The following strikes me as plausible:

(1) It’s OK to make some mistakes.

If (1) is true, then it seems the following should be true as well, since it’s just a restricted version of (1):

(2) It’s morally OK to make some moral mistakes.

But

(3) Making a moral mistake is doing something morally impermissible,

and

(4) if something is morally OK, then it is morally permissible.

And (2)-(4) logically entail

(C) It’s morally permissible to do some morally impermissible things.

And (C) looks like a contradiction.

(For all I know this is already out there somewhere, but it was not on the interesting list of paradoxes of deontic logic in the Stanford Encyclopedia.)

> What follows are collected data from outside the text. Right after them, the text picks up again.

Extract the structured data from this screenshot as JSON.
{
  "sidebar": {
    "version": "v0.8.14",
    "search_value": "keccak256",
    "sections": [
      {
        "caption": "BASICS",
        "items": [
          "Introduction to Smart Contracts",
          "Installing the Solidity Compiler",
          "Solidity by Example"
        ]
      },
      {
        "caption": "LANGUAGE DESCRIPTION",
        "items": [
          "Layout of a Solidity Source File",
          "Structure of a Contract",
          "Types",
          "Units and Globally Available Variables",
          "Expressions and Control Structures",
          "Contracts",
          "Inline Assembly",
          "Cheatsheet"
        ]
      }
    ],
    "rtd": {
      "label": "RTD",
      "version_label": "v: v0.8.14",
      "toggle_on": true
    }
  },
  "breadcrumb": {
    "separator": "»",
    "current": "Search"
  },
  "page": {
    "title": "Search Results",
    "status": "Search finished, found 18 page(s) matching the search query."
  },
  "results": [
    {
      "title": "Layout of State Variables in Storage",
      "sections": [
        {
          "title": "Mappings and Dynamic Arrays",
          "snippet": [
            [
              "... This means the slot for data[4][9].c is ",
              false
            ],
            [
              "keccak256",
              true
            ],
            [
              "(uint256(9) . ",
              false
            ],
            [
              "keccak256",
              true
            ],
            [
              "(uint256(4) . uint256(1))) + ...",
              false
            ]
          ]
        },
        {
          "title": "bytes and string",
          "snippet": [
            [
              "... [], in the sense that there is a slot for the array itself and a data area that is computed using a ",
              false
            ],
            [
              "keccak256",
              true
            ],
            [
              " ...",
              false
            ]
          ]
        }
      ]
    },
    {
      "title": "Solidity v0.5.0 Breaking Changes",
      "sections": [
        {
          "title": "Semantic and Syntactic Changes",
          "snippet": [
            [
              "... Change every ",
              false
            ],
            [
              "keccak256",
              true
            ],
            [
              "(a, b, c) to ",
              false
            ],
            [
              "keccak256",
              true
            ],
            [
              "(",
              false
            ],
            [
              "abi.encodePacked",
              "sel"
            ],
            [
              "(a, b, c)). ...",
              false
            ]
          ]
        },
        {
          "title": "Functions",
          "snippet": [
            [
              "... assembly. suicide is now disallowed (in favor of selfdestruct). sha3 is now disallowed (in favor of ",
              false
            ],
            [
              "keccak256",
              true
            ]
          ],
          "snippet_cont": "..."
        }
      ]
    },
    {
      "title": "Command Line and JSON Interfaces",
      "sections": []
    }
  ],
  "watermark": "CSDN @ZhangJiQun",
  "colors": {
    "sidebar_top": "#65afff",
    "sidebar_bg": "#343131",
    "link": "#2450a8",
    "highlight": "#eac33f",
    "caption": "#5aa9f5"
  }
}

At 16/10/18,  Karim Zahidi said...

I don't understand how the truth of (1) implies the truth of (2).

Consider the following analogical

(1)It is OK to eat some meat

(2) It is morally ok to eat some human meat

One could very well accept the truth of (1) while not accepting the truth of (2). This case seems to me to be structurally the same as the one you present. Or am i missing something?

At 16/10/18,  Greg Frost-Arnold said...

Hi Karim --
Thanks! I think you are 100% correct. This was a logical mistake on my part. I completely rescind the claim that (1) is evidence for (2). (And I'm going to edit the post accordingly now.)